Here’s What Lower Rates Mean for Borrowers
As I mentioned above, one of the Fed’s goals of lowering rates is to spur U.S. spending.
This is done by making loans cheaper to both businesses and consumers. However, today we’ll just be focusing on consumers like you.
When it comes to mortgages, you’ll likely be paying a lower rate to finance your home. The average 30-year mortgage rate has fallen from 4.94% in November 2018 to 3.75% today.
I’m actually in the process of refinancing my own mortgage because of these lower rates!
The story is the same for auto loans. After peaking at 5% in December of 2018, the average U.S. auto loan now sits around 4.70%.
Credit cards are a different story, however.
Because credit card rates are more tied to a consumer’s credit rating, you’re unlikely to see your APR begin to notch lower. So keep this in mind before making any big purchases with plastic, as the “lower interest rate” headlines likely won’t apply.
Here’s What Lower Rates Mean for Investors
It’s a great time to be an investor as the Fed lowers interest rates.
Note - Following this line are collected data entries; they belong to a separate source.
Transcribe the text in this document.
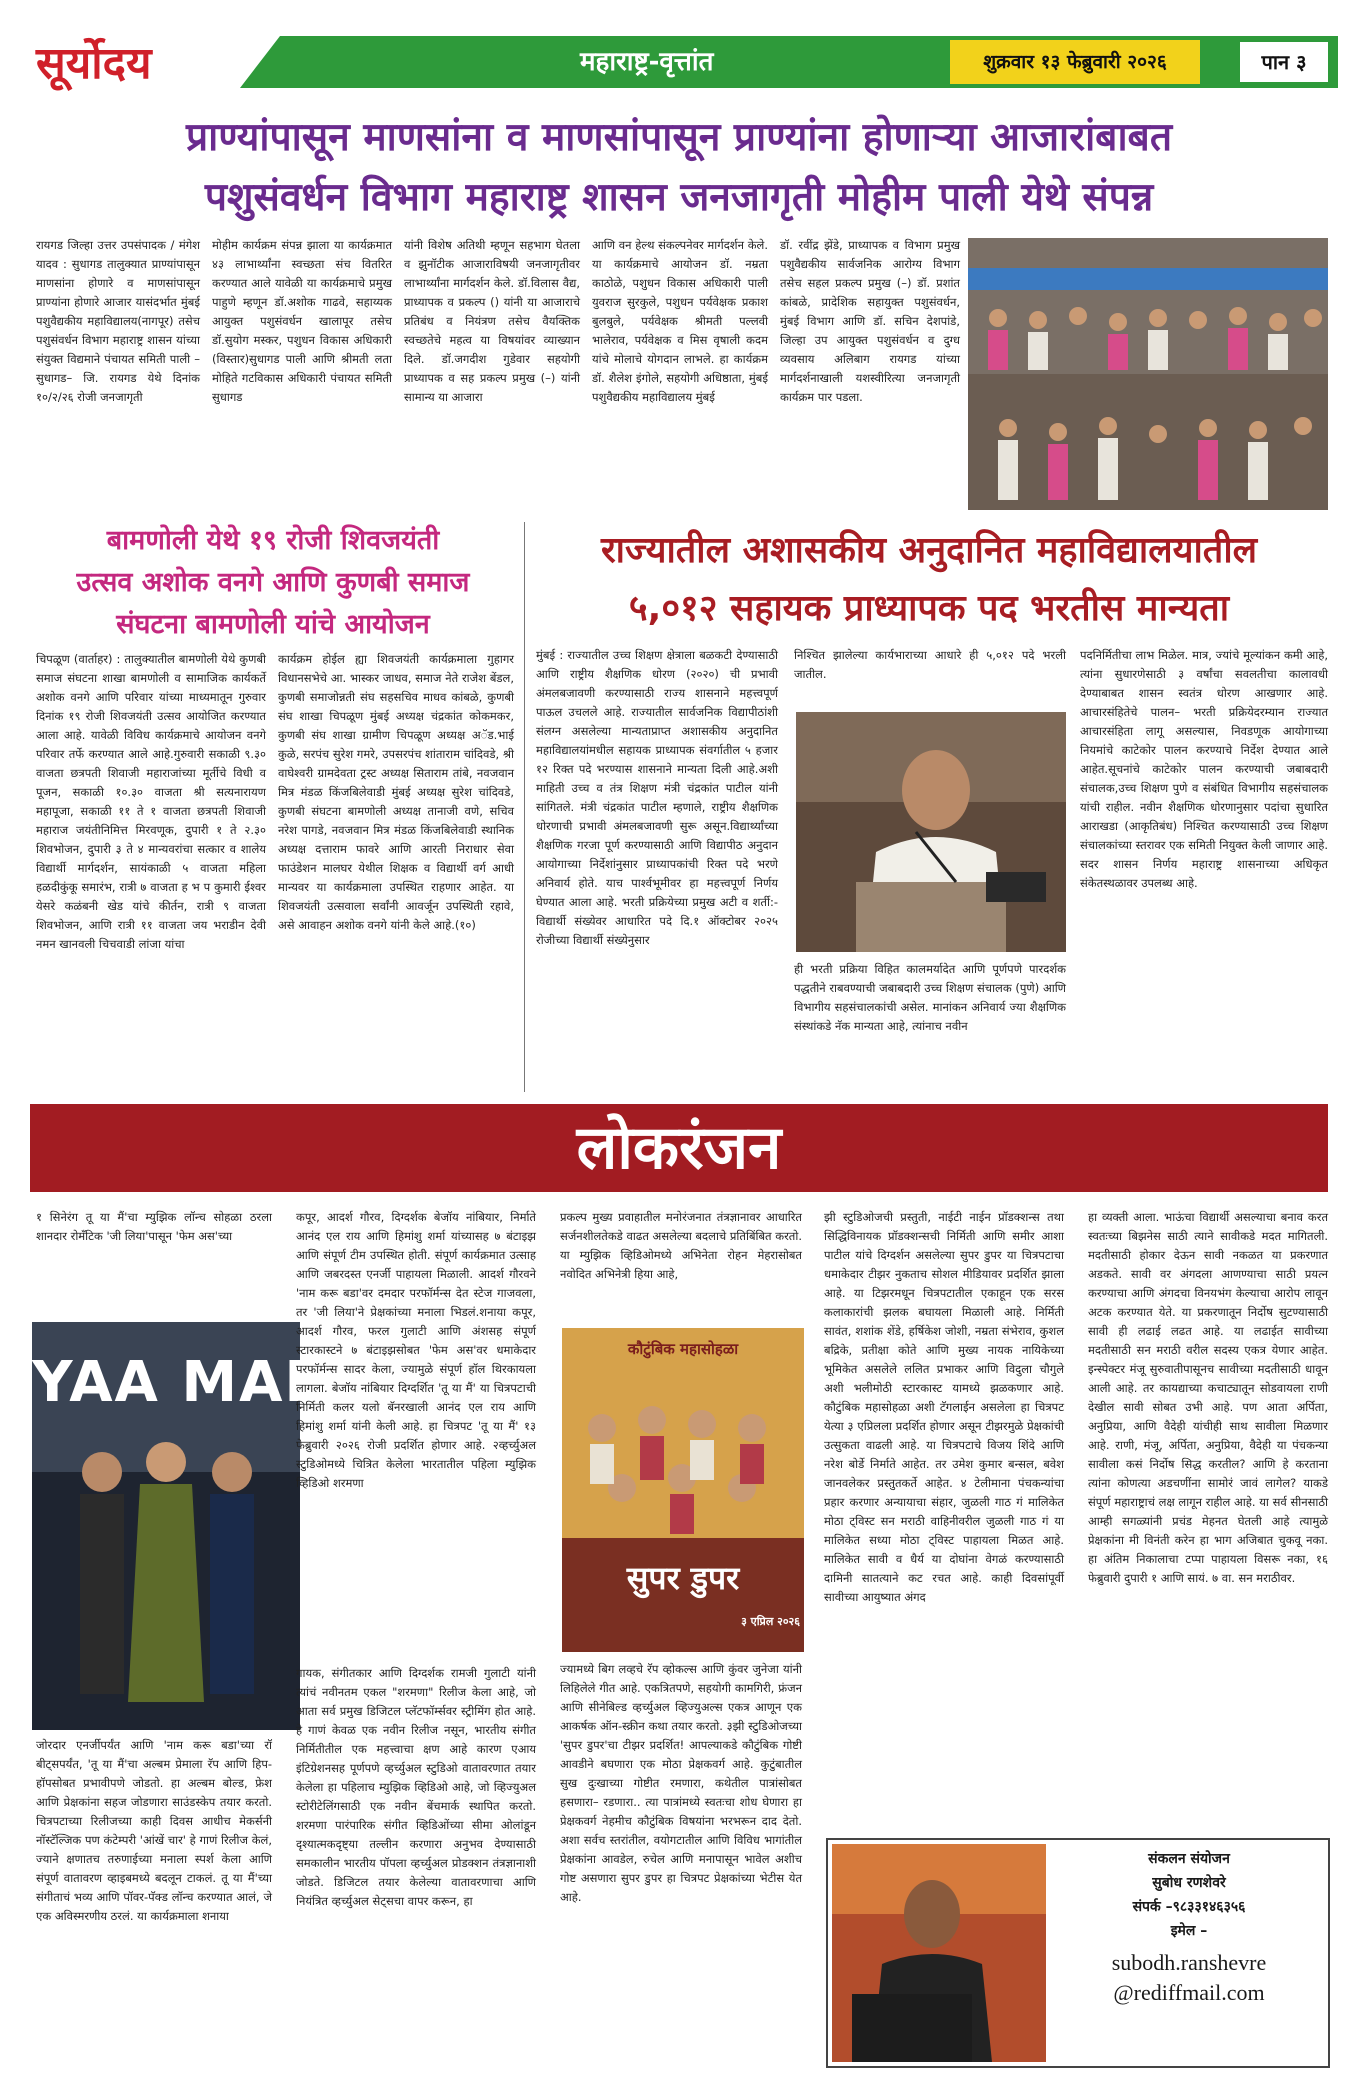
सूर्योदय	महाराष्ट्र-वृत्तांत	शुक्रवार १३ फेब्रुवारी २०२६	पान ३
प्राण्यांपासून माणसांना व माणसांपासून प्राण्यांना होणाऱ्या आजारांबाबत
पशुसंवर्धन विभाग महाराष्ट्र शासन जनजागृती मोहीम पाली येथे संपन्न
रायगड जिल्हा उत्तर उपसंपादक / मंगेश यादव : सुधागड तालुक्यात प्राण्यांपासून माणसांना होणारे व माणसांपासून प्राण्यांना होणारे आजार यासंदर्भात मुंबई पशुवैद्यकीय महाविद्यालय(नागपूर) तसेच पशुसंवर्धन विभाग महाराष्ट्र शासन यांच्या संयुक्त विद्यमाने पंचायत समिती पाली – सुधागड– जि. रायगड येथे दिनांक १०/२/२६ रोजी जनजागृती
मोहीम कार्यक्रम संपन्न झाला या कार्यक्रमात ४३ लाभार्थ्यांना स्वच्छता संच वितरित करण्यात आले यावेळी या कार्यक्रमाचे प्रमुख पाहुणे म्हणून डॉ.अशोक गाढवे, सहाय्यक आयुक्त पशुसंवर्धन खालापूर तसेच डॉ.सुयोग मस्कर, पशुधन विकास अधिकारी (विस्तार)सुधागड पाली आणि श्रीमती लता मोहिते गटविकास अधिकारी पंचायत समिती सुधागड
यांनी विशेष अतिथी म्हणून सहभाग घेतला व झुनॉटीक आजाराविषयी जनजागृतीवर लाभार्थ्यांना मार्गदर्शन केले. डॉ.विलास वैद्य, प्राध्यापक व प्रकल्प () यांनी या आजाराचे प्रतिबंध व नियंत्रण तसेच वैयक्तिक स्वच्छतेचे महत्व या विषयांवर व्याख्यान दिले. डॉ.जगदीश गुडेवार सहयोगी प्राध्यापक व सह प्रकल्प प्रमुख (–) यांनी सामान्य या आजारा
आणि वन हेल्थ संकल्पनेवर मार्गदर्शन केले. या कार्यक्रमाचे आयोजन डॉ. नम्रता काठोळे, पशुधन विकास अधिकारी पाली युवराज सुरकुले, पशुधन पर्यवेक्षक प्रकाश बुलबुले, पर्यवेक्षक श्रीमती पल्लवी भालेराव, पर्यवेक्षक व मिस वृषाली कदम यांचे मोलाचे योगदान लाभले. हा कार्यक्रम डॉ. शैलेश इंगोले, सहयोगी अधिष्ठाता, मुंबई पशुवैद्यकीय महाविद्यालय मुंबई
डॉ. रवींद्र झेंडे, प्राध्यापक व विभाग प्रमुख पशुवैद्यकीय सार्वजनिक आरोग्य विभाग तसेच सहल प्रकल्प प्रमुख (–) डॉ. प्रशांत कांबळे, प्रादेशिक सहायुक्त पशुसंवर्धन, मुंबई विभाग आणि डॉ. सचिन देशपांडे, जिल्हा उप आयुक्त पशुसंवर्धन व दुग्ध व्यवसाय अलिबाग रायगड यांच्या मार्गदर्शनाखाली यशस्वीरित्या जनजागृती कार्यक्रम पार पडला.
बामणोली येथे १९ रोजी शिवजयंती
उत्सव अशोक वनगे आणि कुणबी समाज
संघटना बामणोली यांचे आयोजन
चिपळूण (वार्ताहर) : तालुक्यातील बामणोली येथे कुणबी समाज संघटना शाखा बामणोली व सामाजिक कार्यकर्ते अशोक वनगे आणि परिवार यांच्या माध्यमातून गुरुवार दिनांक १९ रोजी शिवजयंती उत्सव आयोजित करण्यात आला आहे. यावेळी विविध कार्यक्रमाचे आयोजन वनगे परिवार तर्फे करण्यात आले आहे.गुरुवारी सकाळी ९.३० वाजता छत्रपती शिवाजी महाराजांच्या मूर्तीचे विधी व पूजन, सकाळी १०.३० वाजता श्री सत्यनारायण महापूजा, सकाळी ११ ते १ वाजता छत्रपती शिवाजी महाराज जयंतीनिमित्त मिरवणूक, दुपारी १ ते २.३० शिवभोजन, दुपारी ३ ते ४ मान्यवरांचा सत्कार व शालेय विद्यार्थी मार्गदर्शन, सायंकाळी ५ वाजता महिला हळदीकुंकू समारंभ, रात्री ७ वाजता ह भ प कुमारी ईश्वर येसरे कळंबनी खेड यांचे कीर्तन, रात्री ९ वाजता शिवभोजन, आणि रात्री ११ वाजता जय भराडीन देवी नमन खानवली चिचवाडी लांजा यांचा
कार्यक्रम होईल ह्या शिवजयंती कार्यक्रमाला गुहागर विधानसभेचे आ. भास्कर जाधव, समाज नेते राजेश बेंडल, कुणबी समाजोन्नती संघ सहसचिव माधव कांबळे, कुणबी संघ शाखा चिपळूण मुंबई अध्यक्ष चंद्रकांत कोकमकर, कुणबी संघ शाखा ग्रामीण चिपळूण अध्यक्ष अॅड.भाई कुळे, सरपंच सुरेश गमरे, उपसरपंच शांताराम चांदिवडे, श्री वाघेश्वरी ग्रामदेवता ट्रस्ट अध्यक्ष सिताराम तांबे, नवजवान मित्र मंडळ किंजबिलेवाडी मुंबई अध्यक्ष सुरेश चांदिवडे, कुणबी संघटना बामणोली अध्यक्ष तानाजी वणे, सचिव नरेश पागडे, नवजवान मित्र मंडळ किंजबिलेवाडी स्थानिक अध्यक्ष दत्ताराम फावरे आणि आरती निराधार सेवा फाउंडेशन मालघर येथील शिक्षक व विद्यार्थी वर्ग आधी मान्यवर या कार्यक्रमाला उपस्थित राहणार आहेत. या शिवजयंती उत्सवाला सर्वांनी आवर्जून उपस्थिती रहावे, असे आवाहन अशोक वनगे यांनी केले आहे.(१०)
राज्यातील अशासकीय अनुदानित महाविद्यालयातील
५,०१२ सहायक प्राध्यापक पद भरतीस मान्यता
मुंबई : राज्यातील उच्च शिक्षण क्षेत्राला बळकटी देण्यासाठी आणि राष्ट्रीय शैक्षणिक धोरण (२०२०) ची प्रभावी अंमलबजावणी करण्यासाठी राज्य शासनाने महत्त्वपूर्ण पाऊल उचलले आहे. राज्यातील सार्वजनिक विद्यापीठांशी संलग्न असलेल्या मान्यताप्राप्त अशासकीय अनुदानित महाविद्यालयांमधील सहायक प्राध्यापक संवर्गातील ५ हजार १२ रिक्त पदे भरण्यास शासनाने मान्यता दिली आहे.अशी माहिती उच्च व तंत्र शिक्षण मंत्री चंद्रकांत पाटील यांनी सांगितले. मंत्री चंद्रकांत पाटील म्हणाले, राष्ट्रीय शैक्षणिक धोरणाची प्रभावी अंमलबजावणी सुरू असून.विद्यार्थ्यांच्या शैक्षणिक गरजा पूर्ण करण्यासाठी आणि विद्यापीठ अनुदान आयोगाच्या निर्देशांनुसार प्राध्यापकांची रिक्त पदे भरणे अनिवार्य होते. याच पार्श्वभूमीवर हा महत्त्वपूर्ण निर्णय घेण्यात आला आहे. भरती प्रक्रियेच्या प्रमुख अटी व शर्ती:- विद्यार्थी संख्येवर आधारित पदे दि.१ ऑक्टोबर २०२५ रोजीच्या विद्यार्थी संख्येनुसार
निश्चित झालेल्या कार्यभाराच्या आधारे ही ५,०१२ पदे भरली जातील.
ही भरती प्रक्रिया विहित कालमर्यादेत आणि पूर्णपणे पारदर्शक पद्धतीने राबवण्याची जबाबदारी उच्च शिक्षण संचालक (पुणे) आणि विभागीय सहसंचालकांची असेल. मानांकन अनिवार्य ज्या शैक्षणिक संस्थांकडे नॅक मान्यता आहे, त्यांनाच नवीन
पदनिर्मितीचा लाभ मिळेल. मात्र, ज्यांचे मूल्यांकन कमी आहे, त्यांना सुधारणेसाठी ३ वर्षांचा सवलतीचा कालावधी देण्याबाबत शासन स्वतंत्र धोरण आखणार आहे. आचारसंहितेचे पालन– भरती प्रक्रियेदरम्यान राज्यात आचारसंहिता लागू असल्यास, निवडणूक आयोगाच्या नियमांचे काटेकोर पालन करण्याचे निर्देश देण्यात आले आहेत.सूचनांचे काटेकोर पालन करण्याची जबाबदारी संचालक,उच्च शिक्षण पुणे व संबंधित विभागीय सहसंचालक यांची राहील. नवीन शैक्षणिक धोरणानुसार पदांचा सुधारित आराखडा (आकृतिबंध) निश्चित करण्यासाठी उच्च शिक्षण संचालकांच्या स्तरावर एक समिती नियुक्त केली जाणार आहे. सदर शासन निर्णय महाराष्ट्र शासनाच्या अधिकृत संकेतस्थळावर उपलब्ध आहे.
लोकरंजन
१ सिनेरंग तू या मैं'चा म्युझिक लॉन्च सोहळा ठरला शानदार रोमँटिक 'जी लिया'पासून 'फेम अस'च्या
YAA MAIN
जोरदार एनर्जीपर्यंत आणि 'नाम करू बडा'च्या रॉ बीट्सपर्यंत, 'तू या मैं'चा अल्बम प्रेमाला रॅप आणि हिप-हॉपसोबत प्रभावीपणे जोडतो. हा अल्बम बोल्ड, फ्रेश आणि प्रेक्षकांना सहज जोडणारा साउंडस्केप तयार करतो. चित्रपटाच्या रिलीजच्या काही दिवस आधीच मेकर्सनी नॉस्टॅल्जिक पण कंटेम्परी 'आंखें चार' हे गाणं रिलीज केलं, ज्याने क्षणातच तरुणाईच्या मनाला स्पर्श केला आणि संपूर्ण वातावरण व्हाइबमध्ये बदलून टाकलं. तू या मैं'च्या संगीताचं भव्य आणि पॉवर-पॅक्ड लॉन्च करण्यात आलं, जे एक अविस्मरणीय ठरलं. या कार्यक्रमाला शनाया
कपूर, आदर्श गौरव, दिग्दर्शक बेजॉय नांबियार, निर्माते आनंद एल राय आणि हिमांशु शर्मा यांच्यासह ७ बंटाइझ आणि संपूर्ण टीम उपस्थित होती. संपूर्ण कार्यक्रमात उत्साह आणि जबरदस्त एनर्जी पाहायला मिळाली. आदर्श गौरवने 'नाम करू बडा'वर दमदार परफॉर्मन्स देत स्टेज गाजवला, तर 'जी लिया'ने प्रेक्षकांच्या मनाला भिडलं.शनाया कपूर, आदर्श गौरव, फरल गुलाटी आणि अंशसह संपूर्ण स्टारकास्टने ७ बंटाइझसोबत 'फेम अस'वर धमाकेदार परफॉर्मन्स सादर केला, ज्यामुळे संपूर्ण हॉल थिरकायला लागला. बेजॉय नांबियार दिग्दर्शित 'तू या मैं' या चित्रपटाची निर्मिती कलर यलो बॅनरखाली आनंद एल राय आणि हिमांशु शर्मा यांनी केली आहे. हा चित्रपट 'तू या मैं' १३ फेब्रुवारी २०२६ रोजी प्रदर्शित होणार आहे. २व्हर्च्युअल स्टुडिओमध्ये चित्रित केलेला भारतातील पहिला म्युझिक व्हिडिओ शरमणा
गायक, संगीतकार आणि दिग्दर्शक रामजी गुलाटी यांनी त्यांचं नवीनतम एकल "शरमणा" रिलीज केला आहे, जो आता सर्व प्रमुख डिजिटल प्लॅटफॉर्म्सवर स्ट्रीमिंग होत आहे. हे गाणं केवळ एक नवीन रिलीज नसून, भारतीय संगीत निर्मितीतील एक महत्त्वाचा क्षण आहे कारण एआय इंटिग्रेशनसह पूर्णपणे व्हर्च्युअल स्टुडिओ वातावरणात तयार केलेला हा पहिलाच म्युझिक व्हिडिओ आहे, जो व्हिज्युअल स्टोरीटेलिंगसाठी एक नवीन बेंचमार्क स्थापित करतो. शरमणा पारंपारिक संगीत व्हिडिओंच्या सीमा ओलांडून दृश्यात्मकदृष्ट्या तल्लीन करणारा अनुभव देण्यासाठी समकालीन भारतीय पॉपला व्हर्च्युअल प्रोडक्शन तंत्रज्ञानाशी जोडते. डिजिटल तयार केलेल्या वातावरणाचा आणि नियंत्रित व्हर्च्युअल सेट्सचा वापर करून, हा
प्रकल्प मुख्य प्रवाहातील मनोरंजनात तंत्रज्ञानावर आधारित सर्जनशीलतेकडे वाढत असलेल्या बदलाचे प्रतिबिंबित करतो. या म्युझिक व्हिडिओमध्ये अभिनेता रोहन मेहरासोबत नवोदित अभिनेत्री हिया आहे,
कौटुंबिक महासोहळा
सुपर डुपर
३ एप्रिल २०२६
ज्यामध्ये बिग लव्हचे रॅप व्होकल्स आणि कुंवर जुनेजा यांनी लिहिलेले गीत आहे. एकत्रितपणे, सहयोगी कामगिरी, फ्रंजन आणि सीनेबिल्ड व्हर्च्युअल व्हिज्युअल्स एकत्र आणून एक आकर्षक ऑन-स्क्रीन कथा तयार करतो. ३झी स्टुडिओजच्या 'सुपर डुपर'चा टीझर प्रदर्शित! आपल्याकडे कौटुंबिक गोष्टी आवडीने बघणारा एक मोठा प्रेक्षकवर्ग आहे. कुटुंबातील सुख दुःखाच्या गोष्टीत रमणारा, कथेतील पात्रांसोबत हसणारा– रडणारा.. त्या पात्रांमध्ये स्वतःचा शोध घेणारा हा प्रेक्षकवर्ग नेहमीच कौटुंबिक विषयांना भरभरून दाद देतो. अशा सर्वच स्तरांतील, वयोगटातील आणि विविध भागांतील प्रेक्षकांना आवडेल, रुचेल आणि मनापासून भावेल अशीच गोष्ट असणारा सुपर डुपर हा चित्रपट प्रेक्षकांच्या भेटीस येत आहे.
झी स्टुडिओजची प्रस्तुती, नाईटी नाईन प्रॉडक्शन्स तथा सिद्धिविनायक प्रॉडक्शन्सची निर्मिती आणि समीर आशा पाटील यांचे दिग्दर्शन असलेल्या सुपर डुपर या चित्रपटाचा धमाकेदार टीझर नुकताच सोशल मीडियावर प्रदर्शित झाला आहे. या टिझरमधून चित्रपटातील एकाहून एक सरस कलाकारांची झलक बघायला मिळाली आहे. निर्मिती सावंत, शशांक शेंडे, हर्षिकेश जोशी, नम्रता संभेराव, कुशल बद्रिके, प्रतीक्षा कोते आणि मुख्य नायक नायिकेच्या भूमिकेत असलेले ललित प्रभाकर आणि विदुला चौगुले अशी भलीमोठी स्टारकास्ट यामध्ये झळकणार आहे. कौटुंबिक महासोहळा अशी टॅगलाईन असलेला हा चित्रपट येत्या ३ एप्रिलला प्रदर्शित होणार असून टीझरमुळे प्रेक्षकांची उत्सुकता वाढली आहे. या चित्रपटाचे विजय शिंदे आणि नरेश बोर्डे निर्माते आहेत. तर उमेश कुमार बन्सल, बवेश जानवलेकर प्रस्तुतकर्ते आहेत. ४ टेलीमाना पंचकन्यांचा प्रहार करणार अन्यायाचा संहार, जुळली गाठ गं मालिकेत मोठा ट्विस्ट सन मराठी वाहिनीवरील जुळली गाठ गं या मालिकेत सध्या मोठा ट्विस्ट पाहायला मिळत आहे. मालिकेत सावी व धैर्य या दोघांना वेगळं करण्यासाठी दामिनी सातत्याने कट रचत आहे. काही दिवसांपूर्वी सावीच्या आयुष्यात अंगद
हा व्यक्ती आला. भाऊंचा विद्यार्थी असल्याचा बनाव करत स्वतःच्या बिझनेस साठी त्याने सावीकडे मदत मागितली. मदतीसाठी होकार देऊन सावी नकळत या प्रकरणात अडकते. सावी वर अंगदला आणण्याचा साठी प्रयत्न करण्याचा आणि अंगदचा विनयभंग केल्याचा आरोप लावून अटक करण्यात येते. या प्रकरणातून निर्दोष सुटण्यासाठी सावी ही लढाई लढत आहे. या लढाईत सावीच्या मदतीसाठी सन मराठी वरील सदस्य एकत्र येणार आहेत. इन्स्पेक्टर मंजू सुरुवातीपासूनच सावीच्या मदतीसाठी धावून आली आहे. तर कायद्याच्या कचाट्यातून सोडवायला राणी देखील सावी सोबत उभी आहे. पण आता अर्पिता, अनुप्रिया, आणि वैदेही यांचीही साथ सावीला मिळणार आहे. राणी, मंजू, अर्पिता, अनुप्रिया, वैदेही या पंचकन्या सावीला कसं निर्दोष सिद्ध करतील? आणि हे करताना त्यांना कोणत्या अडचणींना सामोरं जावं लागेल? याकडे संपूर्ण महाराष्ट्राचं लक्ष लागून राहील आहे. या सर्व सीनसाठी आम्ही सगळ्यांनी प्रचंड मेहनत घेतली आहे त्यामुळे प्रेक्षकांना मी विनंती करेन हा भाग अजिबात चुकवू नका. हा अंतिम निकालाचा टप्पा पाहायला विसरू नका, १६ फेब्रुवारी दुपारी १ आणि सायं. ७ वा. सन मराठीवर.
संकलन संयोजन
सुबोध रणशेवरे
संपर्क –९८३३१४६३५६
इमेल –
subodh.ranshevre
@rediffmail.com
That’s because interest rates and stock prices usually move in opposite directions.
As interest rates fall, consumers take advantage of lower borrowing costs and spend more at some of our favorite publicly traded companies. This in turn boosts profits leading to higher stock prices.
Dividend stocks in particular have the most to gain as investors look to lock in reliable income streams in the form of dividend payments.
After all, rates offered in savings accounts surely won’t be rising anytime soon. Which brings me to my next point…
Here’s What Lower Rates Mean for Savers
Unfortunately, it looks like traditional banks and credit unions will continue to pay next to nothing on your hard-earned savings — 0.1% is the average according to Bankrate.
However, that doesn’t mean you should be content collecting the historically low “average” if you’re at the age where you should be kicking your interest income into high gear!
I recommend you check out non-traditional online banks like Vio Bank that pays 2.52% on savings… WebBank that pays 2.50% on savings… And even newly-formed Green Dot that pays 3.0% on savings!
And the best news is, these banks should continue to offer high rates for the foreseeable future as they’re more driven right now by the desire to attract customers… not by the Fed.
So there you have it. I hope today’s alert cleared up at least some of the confusion around today’s rate cut headlines.
Whether you’re a borrower, and investor, or a saver, today’s announcement will certainly impact your money.